Glycyrrhiza lepidota Pursh
General: aromatic, glandular plant, 30-120 cm tall.
erect perennial from deep, extensive, woody
leafy, sticky with stalked or stalkless glands.
Leaves: alternate, with 11-19 lance-shaped leaflets, 2-4
cm long, entire, glandular-dotted under magnification,
abruptly sharp-pointed. Stipules small, linear, membranous,
Flowers: yellowish-white, 10-15 mm long, numerous in
dense, long-stalked, bracted, clusters from leaf axils.
Banner only slightly reflexed from the narrow wings and the
sharp-pointed keel. Calyx with 5 teeth, awl-shaped, the
upper two partially fused.
Flowering time: May-August.
Fruits: pod brown, 10-15 mm long, stalkless, 1-celled,
few-seeded, staying closed, covered with hooked bristles.
Varieties: var. glutinosa and var. lepidota, see below.

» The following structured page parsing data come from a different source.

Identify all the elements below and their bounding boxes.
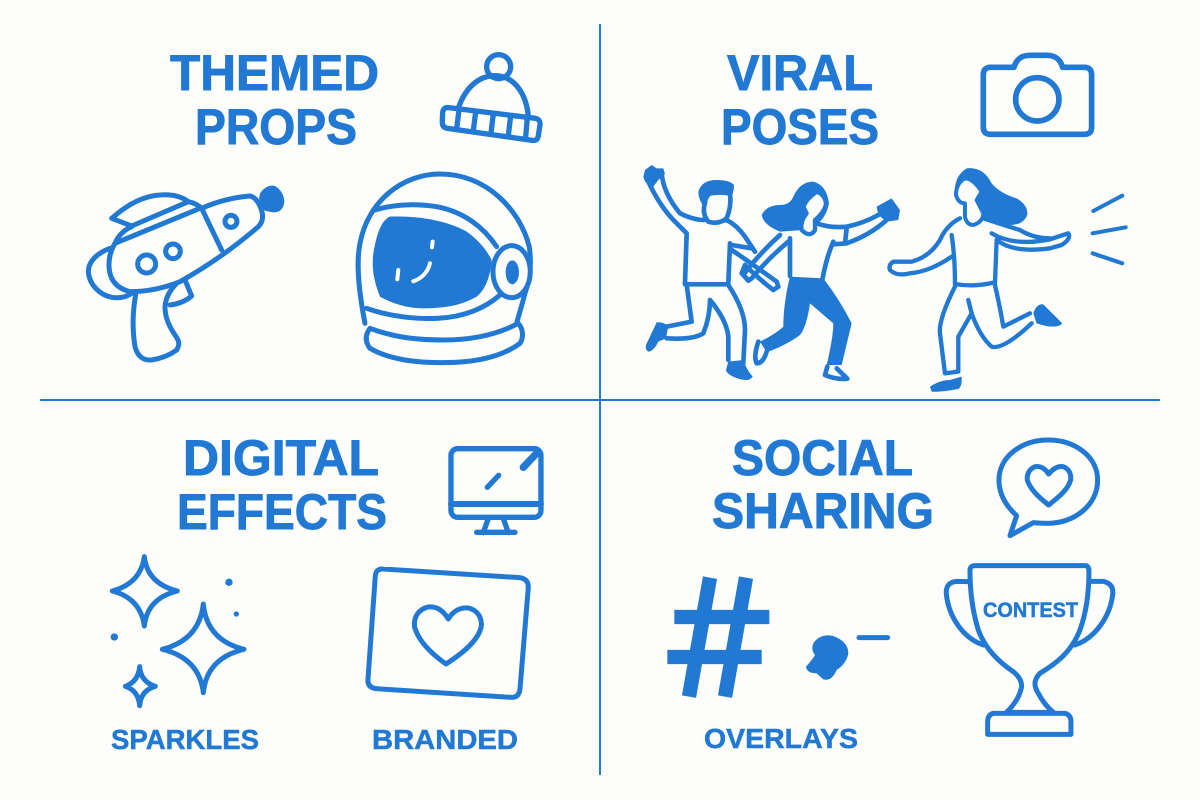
heading: digital effects [177,430,387,540]
heading: digital effects: DIGITAL [183,430,379,486]
icon: camera [983,55,1092,134]
icon: beanie hat [442,55,540,140]
icon: motion lines [1093,196,1126,263]
panel: viral poses [643,45,1126,392]
icon: branded photo frame with heart [368,569,528,697]
icon: ray gun [88,186,284,360]
panel: themed props [88,45,540,363]
illustration: woman dancing in dark trousers [743,182,900,379]
label: overlays: OVERLAYS [704,723,858,754]
heading: viral poses: POSES [721,99,879,155]
heading: digital effects: EFFECTS [177,484,387,540]
heading: viral poses: VIRAL [727,45,873,101]
panel: digital effects [111,430,541,755]
icon: astronaut helmet [358,174,530,363]
icon: overlay blob and dash [806,635,888,680]
icon: contest trophy [946,566,1113,734]
heading: viral poses [721,45,879,155]
illustration: woman running [890,168,1069,392]
heading: themed props [170,45,379,155]
label: contest: CONTEST [983,599,1078,622]
heading: themed props: THEMED [170,45,379,101]
panel: social sharing [667,430,1113,754]
icon: sparkles [111,557,244,706]
heading: social sharing: SOCIAL [732,430,913,486]
icon: hashtag [667,578,769,697]
label: sparkles: SPARKLES [111,724,259,755]
icon: monitor [451,449,541,533]
icon: speech bubble with heart [999,440,1098,536]
label: branded: BRANDED [372,724,518,755]
illustration: man dancing [643,165,778,380]
heading: social sharing: SHARING [712,483,934,539]
heading: themed props: PROPS [195,99,357,155]
heading: social sharing [712,430,934,539]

Disturbed and low ground, especially common along
streams, in all parts of MT. Also from B.C. to Ontario and
MN, s. to CA, AZ, AR, TX and n. Mexico.
Edible and Medicinal plant: see below.
(click on image for full size)
(click on images for full size)
The roots of wild licorice can be eaten, raw or cooked. They are long, sweet and fleshy, and when slow
roasted are said to taste like sweet potatoes. The were used for food by the Montana and Northwest Indians.
They can be used as a flavoring in other foods as well and can also be chewed raw as a masticatory, making
an excellent tooth cleaner and also very good for teething children. The root contains 6% glycyrrhizin,
a substance that is 50 times sweeter than sugar. The tender young shoots can be eaten raw in the spring,
and were used for food by the Cheyenne Indians.

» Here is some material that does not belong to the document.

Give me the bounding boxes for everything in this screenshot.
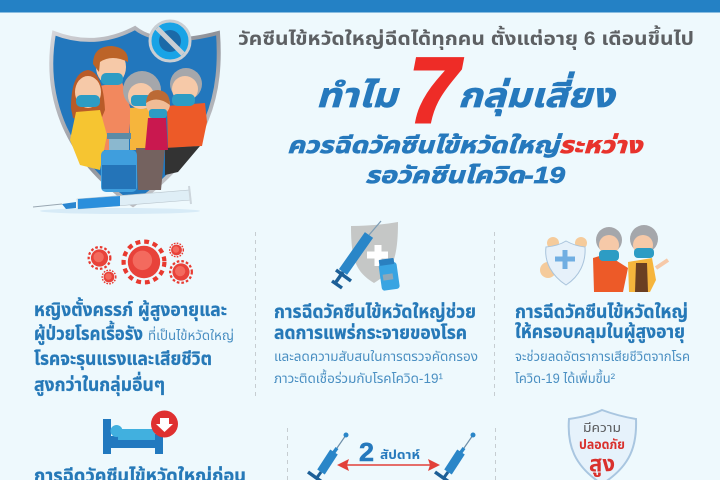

Blackfoot Indians used wild licorice leaves to make poultices for earaches. All parts of the plant are
medicinal, but the roots are the most active part. Roots were used for toothache, fever and to strengthen
the voice for singing by the Keres and Bannock Indians. A tea of the root was used to speed the delivery
of the placenta after childbirth, it was also used to treat coughs, diarrhea, chest pains, fevers in children,
stomach aches etc. It was also used as a wash or poultice on swellings.The Pawnee Indians used a poultice
of steeped leaves applied to ears for earache. They also made a decoction of the root as a febrifuge for
children with fevers. The Lakota Indians used the roots and Canadian milk vetch roots used for spitting
of blood, and they chewed the roots as a remedy for the flu, and for toothache. The Cheyenne Indians used
an infusion of roots or leaves taken for diarrhea.

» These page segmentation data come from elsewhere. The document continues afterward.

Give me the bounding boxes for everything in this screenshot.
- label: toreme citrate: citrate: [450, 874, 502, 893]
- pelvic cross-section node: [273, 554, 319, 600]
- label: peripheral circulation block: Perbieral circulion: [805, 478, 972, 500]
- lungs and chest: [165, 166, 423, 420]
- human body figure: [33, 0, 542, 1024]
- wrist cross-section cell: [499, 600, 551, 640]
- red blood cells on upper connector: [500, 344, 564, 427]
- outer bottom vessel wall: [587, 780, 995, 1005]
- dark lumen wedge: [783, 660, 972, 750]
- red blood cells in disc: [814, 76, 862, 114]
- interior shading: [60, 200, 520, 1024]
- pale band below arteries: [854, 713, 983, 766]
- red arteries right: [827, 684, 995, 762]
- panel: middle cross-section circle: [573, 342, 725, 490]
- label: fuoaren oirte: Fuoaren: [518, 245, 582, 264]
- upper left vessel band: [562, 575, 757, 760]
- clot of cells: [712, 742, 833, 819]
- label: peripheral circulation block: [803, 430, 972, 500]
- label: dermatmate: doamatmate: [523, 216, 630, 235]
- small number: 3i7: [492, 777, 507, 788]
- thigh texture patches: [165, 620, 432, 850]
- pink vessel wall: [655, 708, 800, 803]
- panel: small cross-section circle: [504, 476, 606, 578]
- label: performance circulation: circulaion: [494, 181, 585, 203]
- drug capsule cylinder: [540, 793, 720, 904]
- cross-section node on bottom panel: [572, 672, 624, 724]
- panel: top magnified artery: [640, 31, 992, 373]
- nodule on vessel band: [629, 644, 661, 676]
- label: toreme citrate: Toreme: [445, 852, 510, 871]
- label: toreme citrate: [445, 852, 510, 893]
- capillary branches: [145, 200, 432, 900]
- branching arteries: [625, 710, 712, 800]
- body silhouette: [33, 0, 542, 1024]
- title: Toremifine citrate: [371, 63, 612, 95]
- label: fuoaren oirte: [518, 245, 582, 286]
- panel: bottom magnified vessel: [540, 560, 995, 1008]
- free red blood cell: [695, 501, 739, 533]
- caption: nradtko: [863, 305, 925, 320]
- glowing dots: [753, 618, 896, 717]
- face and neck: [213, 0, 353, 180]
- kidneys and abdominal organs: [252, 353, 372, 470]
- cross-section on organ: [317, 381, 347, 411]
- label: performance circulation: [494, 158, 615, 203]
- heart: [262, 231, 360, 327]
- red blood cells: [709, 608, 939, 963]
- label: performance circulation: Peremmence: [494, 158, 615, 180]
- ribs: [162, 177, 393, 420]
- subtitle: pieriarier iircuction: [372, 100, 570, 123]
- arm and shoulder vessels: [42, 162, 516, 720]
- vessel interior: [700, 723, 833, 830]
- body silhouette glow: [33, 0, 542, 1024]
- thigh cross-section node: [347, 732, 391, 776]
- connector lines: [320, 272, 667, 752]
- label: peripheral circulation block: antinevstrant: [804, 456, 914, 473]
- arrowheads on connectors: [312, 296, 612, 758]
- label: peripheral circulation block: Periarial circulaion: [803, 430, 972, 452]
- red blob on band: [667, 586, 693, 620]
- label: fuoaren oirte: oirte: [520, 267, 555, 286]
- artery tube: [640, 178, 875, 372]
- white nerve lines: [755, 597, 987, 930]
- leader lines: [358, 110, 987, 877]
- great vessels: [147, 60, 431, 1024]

Clinically wild licorice is useful against gastric and duodenal ulcers, bronchial asthma and is an additive
in cough syrups. Wild licorice can increase blood pressure as well. Glycyrrhizin, the sweet tasting compound
is the acid ammonium salt of nitrogenous tri-basic acid, called glycyrrhizic acid. The potassium acid
salt of this acid is very sweet. The free acid, prepared from the lead salt, forms a brown, gelatinous
mass soluble in hot water and has a bittersweet taste and acid reaction. The root of wild licorice contains
up to 6% Glycyrrhizin. Licorice can induce a hypermineralocorticoid syndrome. Current literature usually
refers to the effects of sweets containing glycyrrhizin, but little is known about the consequences of
prolonged intake of "pure" licorice.
var. glutinosa (Nutt. ) Wats:
Plant with stalked glands throughout the flower clusters and often also on the leaf stalks and main stem. Only in s. and w. MT.
Plant with stalked glands only on the calyx. The most common in MT.